Full-field temperature prediction in tunnel fires using limited monitored ceiling flow temperature data with transformer-based deep learning models

In practical tunnel scenarios, full-field coverage of sensors is impractical and costly. During a tunnel fire, the available information is constrained and localized, making the prediction of full-field smoke temperature distribution becoming a noteworthy challenge. This study proposes a transformer-based deep learning model to predict full-field smoke temperature distributions during fire incidents in real-time using limited temporal data from the sensors installed in localized regions below the ceiling, considering heat release rate of the fire source is unknown.

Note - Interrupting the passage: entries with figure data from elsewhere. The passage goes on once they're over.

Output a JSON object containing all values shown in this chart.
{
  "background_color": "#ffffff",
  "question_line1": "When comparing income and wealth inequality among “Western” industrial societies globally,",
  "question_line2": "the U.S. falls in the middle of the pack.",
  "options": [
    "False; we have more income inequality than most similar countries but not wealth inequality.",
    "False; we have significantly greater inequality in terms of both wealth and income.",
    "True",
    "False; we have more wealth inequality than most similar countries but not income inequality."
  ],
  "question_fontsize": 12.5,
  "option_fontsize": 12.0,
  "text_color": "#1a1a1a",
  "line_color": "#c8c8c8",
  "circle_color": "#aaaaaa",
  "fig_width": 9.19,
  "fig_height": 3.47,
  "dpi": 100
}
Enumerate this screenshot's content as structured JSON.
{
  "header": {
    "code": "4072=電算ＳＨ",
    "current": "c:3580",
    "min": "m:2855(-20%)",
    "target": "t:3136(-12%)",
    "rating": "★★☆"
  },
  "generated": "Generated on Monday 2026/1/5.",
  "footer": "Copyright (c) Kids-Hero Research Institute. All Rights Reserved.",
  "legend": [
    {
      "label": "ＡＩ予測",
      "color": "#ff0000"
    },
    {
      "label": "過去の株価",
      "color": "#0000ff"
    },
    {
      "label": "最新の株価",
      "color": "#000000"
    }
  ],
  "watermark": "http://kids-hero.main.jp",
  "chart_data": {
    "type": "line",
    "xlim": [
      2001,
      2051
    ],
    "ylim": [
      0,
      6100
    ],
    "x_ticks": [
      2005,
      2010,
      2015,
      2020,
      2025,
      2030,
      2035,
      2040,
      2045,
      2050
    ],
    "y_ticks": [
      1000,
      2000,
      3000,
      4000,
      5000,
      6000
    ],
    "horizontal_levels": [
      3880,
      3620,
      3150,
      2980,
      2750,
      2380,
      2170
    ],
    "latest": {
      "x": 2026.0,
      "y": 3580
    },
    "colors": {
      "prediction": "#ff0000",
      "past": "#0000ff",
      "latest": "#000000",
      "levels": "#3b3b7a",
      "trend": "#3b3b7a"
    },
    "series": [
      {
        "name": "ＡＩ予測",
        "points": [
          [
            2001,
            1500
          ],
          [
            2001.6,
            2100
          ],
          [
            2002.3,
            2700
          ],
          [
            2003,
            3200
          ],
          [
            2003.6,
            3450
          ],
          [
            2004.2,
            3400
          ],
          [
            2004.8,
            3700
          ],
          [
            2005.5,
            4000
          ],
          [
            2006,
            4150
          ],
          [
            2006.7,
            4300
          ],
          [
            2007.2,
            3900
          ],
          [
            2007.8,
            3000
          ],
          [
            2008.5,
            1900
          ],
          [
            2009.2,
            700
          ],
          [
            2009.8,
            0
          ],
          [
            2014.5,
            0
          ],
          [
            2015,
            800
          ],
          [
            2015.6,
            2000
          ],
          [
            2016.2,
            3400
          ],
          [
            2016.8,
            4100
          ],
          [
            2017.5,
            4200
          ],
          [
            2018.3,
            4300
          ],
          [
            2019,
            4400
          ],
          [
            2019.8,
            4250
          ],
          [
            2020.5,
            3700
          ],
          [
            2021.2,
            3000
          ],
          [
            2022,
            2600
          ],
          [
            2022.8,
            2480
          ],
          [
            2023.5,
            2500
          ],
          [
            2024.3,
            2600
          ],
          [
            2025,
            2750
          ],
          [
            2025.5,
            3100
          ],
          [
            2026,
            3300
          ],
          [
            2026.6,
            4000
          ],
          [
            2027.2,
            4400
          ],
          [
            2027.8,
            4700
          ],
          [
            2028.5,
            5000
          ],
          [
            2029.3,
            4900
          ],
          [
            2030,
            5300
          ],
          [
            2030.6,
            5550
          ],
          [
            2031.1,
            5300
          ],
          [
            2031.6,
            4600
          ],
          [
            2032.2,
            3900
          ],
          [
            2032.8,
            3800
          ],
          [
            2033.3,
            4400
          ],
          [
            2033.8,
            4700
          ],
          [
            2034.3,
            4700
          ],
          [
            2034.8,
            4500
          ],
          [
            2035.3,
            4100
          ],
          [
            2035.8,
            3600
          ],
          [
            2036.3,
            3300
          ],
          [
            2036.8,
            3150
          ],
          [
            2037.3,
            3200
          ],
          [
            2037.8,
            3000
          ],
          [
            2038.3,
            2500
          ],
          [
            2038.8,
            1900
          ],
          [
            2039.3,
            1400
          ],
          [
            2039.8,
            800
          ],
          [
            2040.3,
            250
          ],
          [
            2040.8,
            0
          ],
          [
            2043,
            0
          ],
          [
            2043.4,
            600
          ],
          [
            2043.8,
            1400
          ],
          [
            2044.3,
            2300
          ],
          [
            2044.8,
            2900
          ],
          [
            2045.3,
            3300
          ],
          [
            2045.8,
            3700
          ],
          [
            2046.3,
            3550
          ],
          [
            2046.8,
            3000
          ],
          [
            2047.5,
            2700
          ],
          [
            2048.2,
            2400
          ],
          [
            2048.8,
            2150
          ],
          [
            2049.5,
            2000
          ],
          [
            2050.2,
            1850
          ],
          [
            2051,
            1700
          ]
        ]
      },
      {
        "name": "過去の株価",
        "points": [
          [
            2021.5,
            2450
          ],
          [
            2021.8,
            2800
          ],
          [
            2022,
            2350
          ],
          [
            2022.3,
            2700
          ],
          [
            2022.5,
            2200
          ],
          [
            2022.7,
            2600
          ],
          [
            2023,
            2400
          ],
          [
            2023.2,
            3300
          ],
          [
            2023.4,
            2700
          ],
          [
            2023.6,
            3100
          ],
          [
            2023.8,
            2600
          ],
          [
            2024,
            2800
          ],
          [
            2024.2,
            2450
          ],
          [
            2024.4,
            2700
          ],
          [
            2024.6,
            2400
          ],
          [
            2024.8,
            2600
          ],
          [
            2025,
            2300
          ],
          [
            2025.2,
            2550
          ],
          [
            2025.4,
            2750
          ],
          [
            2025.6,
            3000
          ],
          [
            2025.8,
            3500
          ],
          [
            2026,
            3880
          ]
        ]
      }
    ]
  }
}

The results indicate that proposed approach can predict the longitudinal temperature distribution throughout the tunnel with a length of 750 m by leveraging temperature data from limited sensors within a monitoring length of 210 m. It can further predict the vertical temperature profiles, and eventually estimate the full-field temperature distribution within the tunnel. The transformer model achieved R² of 0.95 and 0.87 for longitudinal and vertical temperature distribution predictions, respectively. Under the influence of the self-attention mechanism, the transformer model has an advantage over the long short-term memory model in capturing global information, enhancing the accuracy of longitudinal temperature distribution predictions by 18.8 %. This study significantly contributes to effective emergency response and rescue strategies during tunnel fire incidents.